Pirino Davide, Rigosa Jacopo, Ledda Alice, Ferretti Luca
LEM, Scuola Superiore Sant'Anna, 56127 Pisa, Italy.
Phys Rev E Stat Nonlin Soft Matter Phys. 2012 Jun;85(6 Pt 2):066124. doi: 10.1103/PhysRevE.85.066124. Epub 2012 Jun 19.
Sequence motifs are words of nucleotides in DNA with biological functions, e.g., gene regulation. Identification of such words proceeds through rejection of Markov models on the expected motif frequency along the genome. Additional biological information can be extracted from the correlation structure among patterns of motif occurrences. In this paper a log-linear multivariate intensity Poisson model is estimated via expectation maximization on a set of motifs along the genome of E. coli K12. The proposed approach allows for excitatory as well as inhibitory interactions among motifs and between motifs and other genomic features like gene occurrences. Our findings confirm previous stylized facts about such types of interactions and shed new light on genome-maintenance functions of some particular motifs. We expect these methods to be applicable to a wider set of genomic features.

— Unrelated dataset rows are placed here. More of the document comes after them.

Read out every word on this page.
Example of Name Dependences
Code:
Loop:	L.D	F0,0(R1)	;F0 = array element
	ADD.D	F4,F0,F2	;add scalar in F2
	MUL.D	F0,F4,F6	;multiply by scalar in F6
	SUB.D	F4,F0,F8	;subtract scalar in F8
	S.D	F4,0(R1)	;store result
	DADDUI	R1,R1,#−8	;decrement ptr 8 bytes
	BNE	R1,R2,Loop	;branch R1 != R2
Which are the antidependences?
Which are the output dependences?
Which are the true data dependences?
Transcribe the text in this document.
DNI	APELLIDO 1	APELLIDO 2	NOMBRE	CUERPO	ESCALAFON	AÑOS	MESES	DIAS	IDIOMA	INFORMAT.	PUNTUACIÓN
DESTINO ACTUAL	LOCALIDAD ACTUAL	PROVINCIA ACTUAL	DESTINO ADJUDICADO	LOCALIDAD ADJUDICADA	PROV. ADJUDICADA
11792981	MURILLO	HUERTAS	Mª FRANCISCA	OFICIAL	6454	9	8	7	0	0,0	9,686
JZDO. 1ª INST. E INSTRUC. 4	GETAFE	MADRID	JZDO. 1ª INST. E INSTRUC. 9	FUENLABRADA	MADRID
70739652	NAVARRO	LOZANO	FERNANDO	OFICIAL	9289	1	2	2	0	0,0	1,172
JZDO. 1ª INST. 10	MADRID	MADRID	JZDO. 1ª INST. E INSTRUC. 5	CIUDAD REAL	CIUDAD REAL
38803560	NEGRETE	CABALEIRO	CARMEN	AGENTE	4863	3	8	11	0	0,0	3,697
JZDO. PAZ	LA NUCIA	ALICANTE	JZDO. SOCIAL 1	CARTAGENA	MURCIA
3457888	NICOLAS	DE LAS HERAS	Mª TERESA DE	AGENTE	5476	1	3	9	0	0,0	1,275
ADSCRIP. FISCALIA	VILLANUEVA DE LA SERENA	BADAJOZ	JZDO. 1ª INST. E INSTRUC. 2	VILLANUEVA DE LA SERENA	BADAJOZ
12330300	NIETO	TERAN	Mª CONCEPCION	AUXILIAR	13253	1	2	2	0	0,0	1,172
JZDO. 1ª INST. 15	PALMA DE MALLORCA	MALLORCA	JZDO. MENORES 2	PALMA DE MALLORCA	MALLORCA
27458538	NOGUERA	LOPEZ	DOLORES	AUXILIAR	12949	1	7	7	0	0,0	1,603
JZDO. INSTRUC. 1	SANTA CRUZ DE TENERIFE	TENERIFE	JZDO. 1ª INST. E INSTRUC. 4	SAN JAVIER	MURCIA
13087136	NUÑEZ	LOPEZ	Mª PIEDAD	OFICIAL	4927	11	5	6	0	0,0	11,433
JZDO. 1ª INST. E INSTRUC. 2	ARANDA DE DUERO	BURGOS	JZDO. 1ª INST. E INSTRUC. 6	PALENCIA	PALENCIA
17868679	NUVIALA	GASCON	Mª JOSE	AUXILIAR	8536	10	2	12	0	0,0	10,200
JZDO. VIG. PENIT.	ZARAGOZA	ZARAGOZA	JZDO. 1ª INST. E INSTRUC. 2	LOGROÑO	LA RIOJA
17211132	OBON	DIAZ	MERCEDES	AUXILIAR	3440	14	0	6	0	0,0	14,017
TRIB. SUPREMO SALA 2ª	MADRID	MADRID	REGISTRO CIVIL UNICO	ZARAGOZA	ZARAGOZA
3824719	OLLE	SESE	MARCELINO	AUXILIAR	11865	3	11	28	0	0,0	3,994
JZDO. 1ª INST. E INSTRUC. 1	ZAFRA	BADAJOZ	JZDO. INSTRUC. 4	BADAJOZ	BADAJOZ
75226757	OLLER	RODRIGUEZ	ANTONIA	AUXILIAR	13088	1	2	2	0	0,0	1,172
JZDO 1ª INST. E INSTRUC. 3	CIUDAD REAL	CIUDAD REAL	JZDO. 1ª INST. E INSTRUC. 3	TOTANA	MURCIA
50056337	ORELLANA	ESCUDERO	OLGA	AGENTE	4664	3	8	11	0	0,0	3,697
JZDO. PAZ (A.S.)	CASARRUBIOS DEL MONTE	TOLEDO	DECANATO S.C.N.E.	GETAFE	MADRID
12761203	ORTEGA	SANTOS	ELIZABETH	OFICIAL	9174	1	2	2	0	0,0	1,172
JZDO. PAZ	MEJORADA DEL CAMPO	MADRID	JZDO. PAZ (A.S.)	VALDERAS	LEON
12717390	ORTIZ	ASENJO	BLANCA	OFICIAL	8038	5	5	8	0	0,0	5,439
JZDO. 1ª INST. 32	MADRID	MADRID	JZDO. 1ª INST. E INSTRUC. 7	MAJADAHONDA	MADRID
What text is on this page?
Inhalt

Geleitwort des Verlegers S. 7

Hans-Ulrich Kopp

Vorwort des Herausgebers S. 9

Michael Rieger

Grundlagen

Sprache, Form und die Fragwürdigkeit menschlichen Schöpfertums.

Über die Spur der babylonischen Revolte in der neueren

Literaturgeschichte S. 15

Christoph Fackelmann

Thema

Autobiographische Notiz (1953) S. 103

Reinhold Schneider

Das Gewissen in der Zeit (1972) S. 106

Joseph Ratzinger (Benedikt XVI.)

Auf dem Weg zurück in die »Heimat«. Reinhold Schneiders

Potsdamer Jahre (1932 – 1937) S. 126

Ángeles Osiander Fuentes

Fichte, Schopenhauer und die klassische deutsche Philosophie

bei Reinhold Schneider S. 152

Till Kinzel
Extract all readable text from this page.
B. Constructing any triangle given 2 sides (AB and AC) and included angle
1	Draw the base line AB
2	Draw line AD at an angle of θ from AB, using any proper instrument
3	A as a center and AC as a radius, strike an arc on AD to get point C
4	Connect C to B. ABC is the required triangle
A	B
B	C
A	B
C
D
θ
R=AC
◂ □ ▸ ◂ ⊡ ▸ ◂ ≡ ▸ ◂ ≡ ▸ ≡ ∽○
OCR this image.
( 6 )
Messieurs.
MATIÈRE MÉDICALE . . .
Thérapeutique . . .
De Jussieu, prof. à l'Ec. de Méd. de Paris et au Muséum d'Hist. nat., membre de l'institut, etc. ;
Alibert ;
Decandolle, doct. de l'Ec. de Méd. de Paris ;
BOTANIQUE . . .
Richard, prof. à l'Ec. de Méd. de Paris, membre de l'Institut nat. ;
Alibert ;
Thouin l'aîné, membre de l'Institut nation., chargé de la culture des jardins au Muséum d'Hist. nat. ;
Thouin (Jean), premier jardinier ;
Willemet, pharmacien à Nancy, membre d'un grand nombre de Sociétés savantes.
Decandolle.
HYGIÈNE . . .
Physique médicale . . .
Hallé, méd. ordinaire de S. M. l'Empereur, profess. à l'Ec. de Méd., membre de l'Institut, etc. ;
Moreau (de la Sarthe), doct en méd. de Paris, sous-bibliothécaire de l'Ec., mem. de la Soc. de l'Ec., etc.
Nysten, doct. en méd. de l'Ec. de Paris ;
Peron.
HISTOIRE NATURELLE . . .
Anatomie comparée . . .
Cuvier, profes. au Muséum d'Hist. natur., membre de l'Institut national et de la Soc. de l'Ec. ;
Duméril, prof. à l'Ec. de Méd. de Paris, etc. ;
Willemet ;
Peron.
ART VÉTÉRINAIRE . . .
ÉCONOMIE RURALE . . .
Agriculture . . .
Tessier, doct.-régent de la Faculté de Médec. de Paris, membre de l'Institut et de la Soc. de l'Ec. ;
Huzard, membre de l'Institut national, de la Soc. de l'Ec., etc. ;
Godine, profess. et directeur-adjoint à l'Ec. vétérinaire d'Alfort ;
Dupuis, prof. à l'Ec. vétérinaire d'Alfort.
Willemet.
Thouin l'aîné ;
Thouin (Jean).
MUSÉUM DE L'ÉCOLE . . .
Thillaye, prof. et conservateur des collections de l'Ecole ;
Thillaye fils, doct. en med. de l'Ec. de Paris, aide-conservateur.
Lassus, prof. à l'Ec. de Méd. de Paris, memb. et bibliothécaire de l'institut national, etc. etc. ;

序列基序是DNA中具有生物学功能(如基因调控)的核苷酸序列。此类序列的识别是通过拒绝基于基因组上预期基序频率的马尔可夫模型来进行的。可以从基序出现模式之间的相关结构中提取额外的生物学信息。在本文中,通过期望最大化算法,对大肠杆菌K12基因组上的一组基序估计了一个对数线性多元强度泊松模型。所提出的方法允许基序之间以及基序与其他基因组特征(如基因出现情况)之间存在兴奋性和抑制性相互作用。我们的研究结果证实了此前关于此类相互作用的一些典型事实,并为某些特定基序的基因组维护功能提供了新的线索。我们期望这些方法能应用于更广泛的基因组特征。